Jeremy Chadwick wrote:
On Sat, Sep 27, 2008 at 11:10:01AM +1000, Aristedes Maniatis wrote:
By default FreeBSD 7.0 shipped with the sysctls set to:
kern.maxfiles: 12328
kern.maxfilesperproc: 11095
[...]
Anyway, I'd like to know why you have so many fds open simultaneously in
the first place. We're talking over 11,000 fds actively open at once --
this is not a small number. What exactly is this machine doing? Are
you absolutely certain tuning this higher is justified? Have you looked
into the possibility that you have a program which is exhausting fds by
not closing them when finished? (Yes, this is quite common; I've seen
bad Java code cause this problem on Solaris.)

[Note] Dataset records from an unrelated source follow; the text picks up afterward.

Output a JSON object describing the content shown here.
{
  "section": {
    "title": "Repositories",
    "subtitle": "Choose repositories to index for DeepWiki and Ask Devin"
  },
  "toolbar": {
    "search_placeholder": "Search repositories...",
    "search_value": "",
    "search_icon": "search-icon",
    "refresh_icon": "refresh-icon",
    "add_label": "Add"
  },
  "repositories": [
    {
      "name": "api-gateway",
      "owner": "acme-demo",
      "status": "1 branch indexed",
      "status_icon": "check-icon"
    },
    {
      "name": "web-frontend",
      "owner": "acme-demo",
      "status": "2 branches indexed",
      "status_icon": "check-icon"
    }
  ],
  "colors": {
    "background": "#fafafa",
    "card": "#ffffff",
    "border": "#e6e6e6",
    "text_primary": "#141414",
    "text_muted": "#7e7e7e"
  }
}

I can imagine some webhosting machine running Apache virtualhosts. Each
virtual host using 3 logfiles (access log, error log, IO log) so it is
"only" about 4000 domains (virtualhosts) which is not so uncommon in
these days ;)
I don't know what files are "really" open in the meaning of
kern.maxfiles. I have webserver with about 100 hosted domains and there
is some numbers:
[EMAIL PROTECTED] ~/# fstat -u www | wc -l
9931
[EMAIL PROTECTED] ~/# fstat -u root | wc -l
718
[EMAIL PROTECTED] ~/# fstat | grep httpd | wc -l
6379
[EMAIL PROTECTED] ~/# fstat | grep httpd | wc -l
6002
[EMAIL PROTECTED] ~/# fstat -u www | wc -l
4691
[EMAIL PROTECTED] ~/# sysctl kern.openfiles
kern.openfiles: 846
All above taken within few seconds.
Can somebody explain the difference between kern.openfiles and fstat?